Oleh: Najid Lasale
KABUPATEN Pohuwato, sebuah daerah di bagian Barat Provinsi Gorontalo ini, adalah daerah yang kaya akan Potensi Sumber Daya Alamnya (SDA). Bahkan daerah yang dikenal dengan nama ‘Bumi Panua’ itu juga menyimpan harta karun yang menjadi salah satu terbesar di Indonesia.Di tanahnya, menyimpan jutaan ons emas. Tapi, untuk siapa ?
Sementara, para pemburu harta karun di Pohuwato, yang hadir dengan wajah Investor, kini leluasa menggeruk emas yang tersimpan di tanahnya.
Sebetulnya, kita tidak sedang mengutuki kehadiran investor tambang di Pohuwato. Toh, kehadiran mereka diharapkan dapat memberikan nilai tambah ekonomi kepada masyarakat . Tapi, realitasnya justru menampilkan potret terbalik.
Masyarakat Pohuwato, terutama mereka yang memang sejak awal bekerja sebagai penambang, kini menjadi terpinggirkan. Mereka seperti sedang melihat praktek Kolonialisme dalam bentuk baru. Mereka di usir dari tempatnya mencari emas, jalanan yang biasa mereka lalui di desa Hulawa, Buntulia, pun ditutup. Alhasil, mereka memilih melintasi sungai sebagai jalan alternatif untuk menuju lokasi pertambangannya.
Dengan kondisi itu, kita tidak bisa memaksa masyarakat untuk menyambut dengan ramah kehadiran investor tambang di Pohuwato. Tapi, kita pun tidak menginginkan ada konflik yang hadir dari pertambangan ini.
Sejatinya, antara investor pertambangan Pani Gold Project dan Penambang, harus sama – sama diuntungkan. Pani Gold Project untung, penambangpun harus untung. Pani Gold Project dan Penambang, kini telah menjadi tetangga.
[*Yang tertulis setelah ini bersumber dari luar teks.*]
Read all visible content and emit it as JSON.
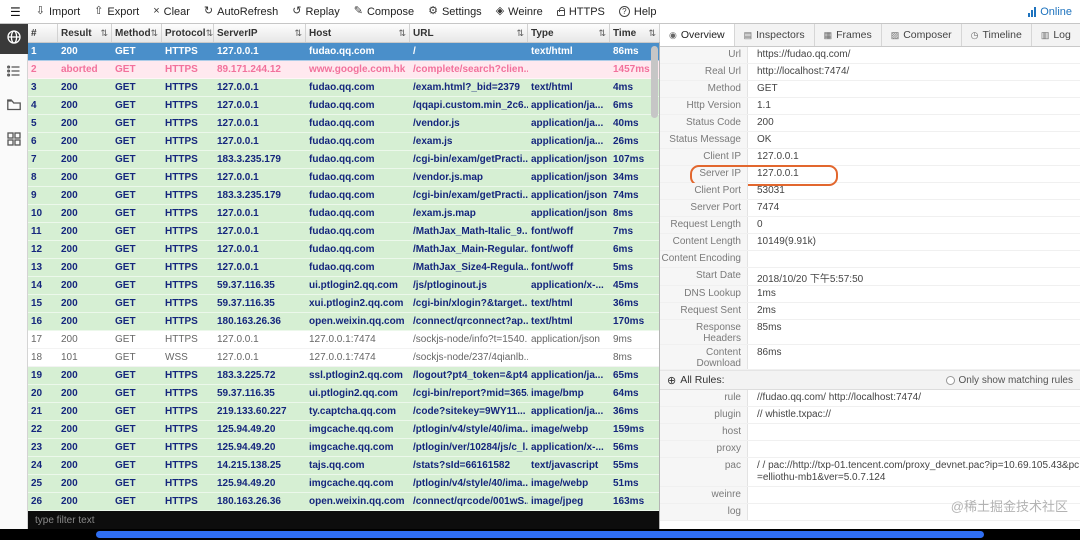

Dan selayaknya tetangga, jangan menjadi tetangga yang senang melihat tetangganya yang lain susah. Begitupun, Pani Gold Project tak boleh jadi tetangga yang senang berbagi kepada tetangganya, tapi meminta tetangganya untuk beralih profesi.
Perlu diketahui, bahwa kultur masyarakat penambang Pohuwato hari ini, karena dipengaruhi oleh kebiasaan penduduknya di masa lampau. Aktivitas tambang oleh masyarakat di Pohuwato, sudah mulai berlangsung bahkan sebelum wilayah ini diberi nama Pohuwato. Sehingga meminta mereka beralih profesi dengan memberikannya tali asih, adalah hal sulit untuk dilakukan.
Menurut ceritanya, aktivitas tambang di Pohuwato sudah dimulai jauh sebelum Raja Monoarfa dan Reinwardt melakukan perjalanan ke Pagoewat (Sekarang Pohuwato) pada tahun 1821. Dalam perjalanannya, mereka tak lupa melihat aktivitas pertambangan emas oleh penduduk kala itu.
Sejak dahulu, Pohuwato memang sudah dikenal dengan potensi Emas yang tersimpan di tanah dan sungai – sungainya. Karenanya, potensi Emas yang terkandung di tanah Pohuwato itu harus dikelola dengan baik untuk kesejahteraan masyarakat.
Hadirnya investor tambang di Pohuwato juga harus benar – benar memberikan nilai tambah bagi masyarakatnya. Masyarakat Pohuwato tak boleh hanya dijadikan penonton. Masyarakat Pohuwato harus turut dilibatkan mengolah dan menikmati potensi emas yang dimiliki.
Daerah ini kaya akan Potensi sumber dayanya, maka masyarakatnya juga harus kaya. Kita tentu tidak ingin seperti penduduk di Afrika. Kita perlu belajar dari sejarah Negara – negara di Benua ini. Alamnya di eksploitasi,tapi penduduknya miskin. Karena yang menikmati hasil – hasil tambangnya hanya pemodal – pemodal, sementara penduduknya hanya dijadikan penonton. Pohuwato tidak boleh jadi seperti itu.